Sunday, March 10, 2013

AMENDMENTS TO INTELLECTUAL PROPERTY CODE




My professors who have been lawyers for decades often say that we are very lucky for the benefits of the advanced technology available now, because during their time, they had to go to public libraries to get the books, the copies of decided cases and other materials for their assignments. I understand their bitterness. I remember reading the life of the great American president, Abraham Lincoln, walking far distances just to borrow books because he was so poor that his family could not afford a formal education for him.

Maybe they are right. With just one click on the screen of your computer, you can have access on any information that you want. You could even have them printed and shared with your friends.

But this of course has its disadvantages. You just can’t reproduce a book and share it with others without being liable to the authorities for infringing the Copyright Law. And mind you, these authorities, though they may seem not to be active and serious in their monitoring functions, are actually serious and prompt. You’re very lucky if you have managed to be invisible from them for a long period, but I tell you, they will catch you when you least expect it.

So are we really lucky living in this generation?

 I don’t think so. What is the point of making all these copyright works available when you cannot have access to it even just for personal and academic use?

What is the point of having only a limited right to use them and still be subject to the permission from the copyright holder and the Intellectual Property Office (IPO)?

Looking at Section 230 of the new provision in the IP Code which reads:

Sec. 230. Adoption of Intellectual Property (IP) Policies- Schools and universities shall adopt intellectual property policies that would govern the use and creation of intellectual property with the purpose of safeguarding the intellectual creations of the learning institution and its employees, and adopting locally-established industry practice fair use guidelines. These policies may be developed in relation to licensing agreements entered into by the learning institution with a collective licensing organization.

There is really nothing wrong in this provision, its only proper that the state must safeguard intellectual creations . But I think this also means that the state will give more protection to the reading materials and other intellectual creations of the learning institutions and their employees than their students.

Being a student, it is frustrating searching for books or other reading materials that are so hard to find, and in finding such, still I could not use them without paying for them. And so, imagine a working student struggling to make ends meet everyday, photocopying all the books he needs without any care whether or not he is already infringing the copyholder’s  rights just so he could have the necessary materials for his studies.

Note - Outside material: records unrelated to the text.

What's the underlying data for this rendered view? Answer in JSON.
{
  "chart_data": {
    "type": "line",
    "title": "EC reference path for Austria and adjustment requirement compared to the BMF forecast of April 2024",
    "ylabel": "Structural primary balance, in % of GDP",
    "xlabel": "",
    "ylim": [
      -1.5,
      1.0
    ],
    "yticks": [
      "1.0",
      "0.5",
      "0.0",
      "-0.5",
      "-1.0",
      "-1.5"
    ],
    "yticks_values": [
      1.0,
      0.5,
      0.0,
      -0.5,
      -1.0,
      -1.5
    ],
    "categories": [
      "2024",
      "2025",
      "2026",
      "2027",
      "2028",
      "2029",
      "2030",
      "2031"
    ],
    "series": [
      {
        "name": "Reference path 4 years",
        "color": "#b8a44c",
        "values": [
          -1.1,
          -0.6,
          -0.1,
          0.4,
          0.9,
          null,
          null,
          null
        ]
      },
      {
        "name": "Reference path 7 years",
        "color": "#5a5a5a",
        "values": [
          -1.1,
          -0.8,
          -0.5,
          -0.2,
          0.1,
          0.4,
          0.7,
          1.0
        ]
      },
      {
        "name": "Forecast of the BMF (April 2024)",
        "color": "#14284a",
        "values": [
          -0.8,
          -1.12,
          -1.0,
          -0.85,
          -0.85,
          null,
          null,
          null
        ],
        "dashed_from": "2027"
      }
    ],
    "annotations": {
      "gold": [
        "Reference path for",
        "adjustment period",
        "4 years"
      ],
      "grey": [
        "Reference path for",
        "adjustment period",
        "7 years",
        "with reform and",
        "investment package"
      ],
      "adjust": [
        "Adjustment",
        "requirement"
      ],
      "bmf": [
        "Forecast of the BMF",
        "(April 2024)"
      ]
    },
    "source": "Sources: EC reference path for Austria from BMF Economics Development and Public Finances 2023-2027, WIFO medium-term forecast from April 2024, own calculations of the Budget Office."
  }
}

This problem is common to students researchers, and those who have a deep hunger for knowledge.

Why not make life easier for them? I’m sure whatever the result of their works are, will be somehow beneficial to the whole society.

Let us all be grateful to Blogger Raissa Robles for emphasizing the issues contained in the new amendments of the RA 8296  or the Intellectual Property (IP) Code.

Agreeing with the said blogger, our government apparently, instead of sympathizing with the people to whom copies of reading materials and other forms should be made available, has intentionally chosen to give more priority to the rights of the holders. It just wakes up one day thinking that the genius minds of a few creators deserves more protection and benefits than a great number of people who hunger for knowledge and may also have the desire to share the knowledge they have gained.

Another thing I find really funny in the amendments to the IP Code is the justification of the IPO Director-General Ricardo Blancaflor when he said that the deletion of Section 190.1 of RA 8293, allowing persons arriving from foreign countries to possess up to 3 copies of copyrighted works if they are part of their personal baggage and not intended for sale, is actually better since it permits bringing in as many copies as they want provided that copyright infringement is not committed.   

This is a real form of insulting our capacity to comprehend. We are not little children to be given such answers. Couldn’t the IPO give us better answers to convince us that the said deletion is really intended for more benefits to the people?

With all the issues raised in the approved amendments, the IPO has assured us that such issues will be addressed in the implementing rules and regulations that they are currently drafting.

I’m giving them the benefit of the doubt.

Although the amendments are clear in limiting the use of students and researchers of copyright works, in deleting the explicit right provided by the original provision of the IP Code, and the exclusion of personal purpose as part of fair use, maybe the IPO could really make such amendments beneficial to the people as mandated by the Constitution.

How the IPO could include the deleted parts from the original provisions of RA 8293 in the implementing rules and regulation of the new amendments is an action worth waiting.